Despite the European Union suspending the airline’s rights to enter its airspace the airline has its sights on growing its fleet and its planned merger with Libyan Arab Airlines, announcing that it ordered three new Airbus A330-300s on the 23rd of April, and is planning to reinstate its service toLondon’s Gatwick Airport this May.
The airline’s three new Airbus A330-300s, expected to begin entering the fleet in the first half of 2013, will join its current A330-202s, both of which are in storage, one at Paris’ Charles de Gaulle Airport since March 2011. The airline has not indicated why it selected the A330-300 with a higher passenger capacity over the currently operated A330-200 with a lower passenger capacity and longer range.
Afriqiyah Airways‘ intention to return to London Gatwick in a few weeks may be pushing the boundaries of political expedience, as well as operational hurdles must be overcome to return to service, much less restore service to London with aircraft that have been in storage for more than a year.
Presently Afriqiyah Airways’ active fleet, capable of being operational in a fairly short span of time includes three Airbus A319-111 and six Airbus A320-214 aircraft.
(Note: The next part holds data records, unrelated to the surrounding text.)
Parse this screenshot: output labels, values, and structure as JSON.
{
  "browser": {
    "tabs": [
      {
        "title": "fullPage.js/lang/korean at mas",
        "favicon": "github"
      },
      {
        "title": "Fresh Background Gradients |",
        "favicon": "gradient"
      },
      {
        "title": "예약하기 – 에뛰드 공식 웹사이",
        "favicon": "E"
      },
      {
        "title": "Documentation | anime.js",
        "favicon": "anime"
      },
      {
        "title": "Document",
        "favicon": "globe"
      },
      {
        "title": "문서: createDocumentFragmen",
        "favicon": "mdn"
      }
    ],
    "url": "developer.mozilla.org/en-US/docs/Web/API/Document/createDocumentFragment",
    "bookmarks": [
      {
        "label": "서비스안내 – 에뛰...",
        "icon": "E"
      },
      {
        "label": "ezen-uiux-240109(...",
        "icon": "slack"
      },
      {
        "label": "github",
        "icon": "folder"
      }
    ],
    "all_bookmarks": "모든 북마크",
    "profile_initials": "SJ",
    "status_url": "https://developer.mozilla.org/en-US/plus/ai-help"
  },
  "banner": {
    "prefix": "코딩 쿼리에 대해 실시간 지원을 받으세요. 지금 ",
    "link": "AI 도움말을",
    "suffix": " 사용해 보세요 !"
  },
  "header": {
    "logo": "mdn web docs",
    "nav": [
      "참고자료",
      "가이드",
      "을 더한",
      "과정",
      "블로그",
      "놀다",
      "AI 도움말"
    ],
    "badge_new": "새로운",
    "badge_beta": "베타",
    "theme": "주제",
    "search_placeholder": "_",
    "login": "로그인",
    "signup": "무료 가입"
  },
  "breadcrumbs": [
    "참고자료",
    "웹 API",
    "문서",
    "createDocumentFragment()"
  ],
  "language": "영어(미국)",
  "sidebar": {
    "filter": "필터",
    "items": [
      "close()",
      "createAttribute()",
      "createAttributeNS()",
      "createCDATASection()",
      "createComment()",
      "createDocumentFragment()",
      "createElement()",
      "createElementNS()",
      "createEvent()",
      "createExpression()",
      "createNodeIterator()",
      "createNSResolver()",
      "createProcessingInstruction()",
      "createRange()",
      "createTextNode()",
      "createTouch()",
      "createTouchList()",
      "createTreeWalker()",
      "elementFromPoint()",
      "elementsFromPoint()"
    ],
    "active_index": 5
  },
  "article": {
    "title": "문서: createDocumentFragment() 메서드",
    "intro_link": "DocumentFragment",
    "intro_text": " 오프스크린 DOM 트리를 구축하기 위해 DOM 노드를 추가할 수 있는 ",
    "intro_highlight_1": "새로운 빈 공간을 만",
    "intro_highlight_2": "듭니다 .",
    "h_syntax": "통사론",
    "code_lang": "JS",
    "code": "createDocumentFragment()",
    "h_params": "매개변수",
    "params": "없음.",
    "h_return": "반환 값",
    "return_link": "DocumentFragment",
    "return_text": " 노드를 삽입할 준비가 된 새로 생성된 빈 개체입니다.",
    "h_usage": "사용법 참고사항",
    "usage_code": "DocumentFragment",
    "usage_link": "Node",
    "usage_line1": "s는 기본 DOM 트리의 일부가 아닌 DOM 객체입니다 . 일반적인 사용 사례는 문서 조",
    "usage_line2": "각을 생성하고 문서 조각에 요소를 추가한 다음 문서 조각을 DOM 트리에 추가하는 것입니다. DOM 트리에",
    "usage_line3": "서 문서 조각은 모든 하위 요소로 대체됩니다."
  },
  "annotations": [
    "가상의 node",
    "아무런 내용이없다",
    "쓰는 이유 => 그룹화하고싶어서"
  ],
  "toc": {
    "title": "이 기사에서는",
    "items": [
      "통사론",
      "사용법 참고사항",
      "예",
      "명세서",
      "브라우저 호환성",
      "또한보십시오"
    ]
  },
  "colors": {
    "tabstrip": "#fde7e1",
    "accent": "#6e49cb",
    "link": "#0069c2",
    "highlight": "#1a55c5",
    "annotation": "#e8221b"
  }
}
The airline also operated an Airbus A340-213 (5A-ONE), in its livery, for deposed dictator Muammar Gaddafi with VIP interior, this aircraft is expected to be sold off or scrapped.
Afriqiyah Airways and Libyan Arab Airlines share a modern hub at Tripoli International Airport, posses a young modern fleet and merged have the potential to be a highly competitive airline between Europe, Africa and the Middle East … however before any of this comes to fruition the airlines must both return to full operational status, merge and overcome European Union political barriers.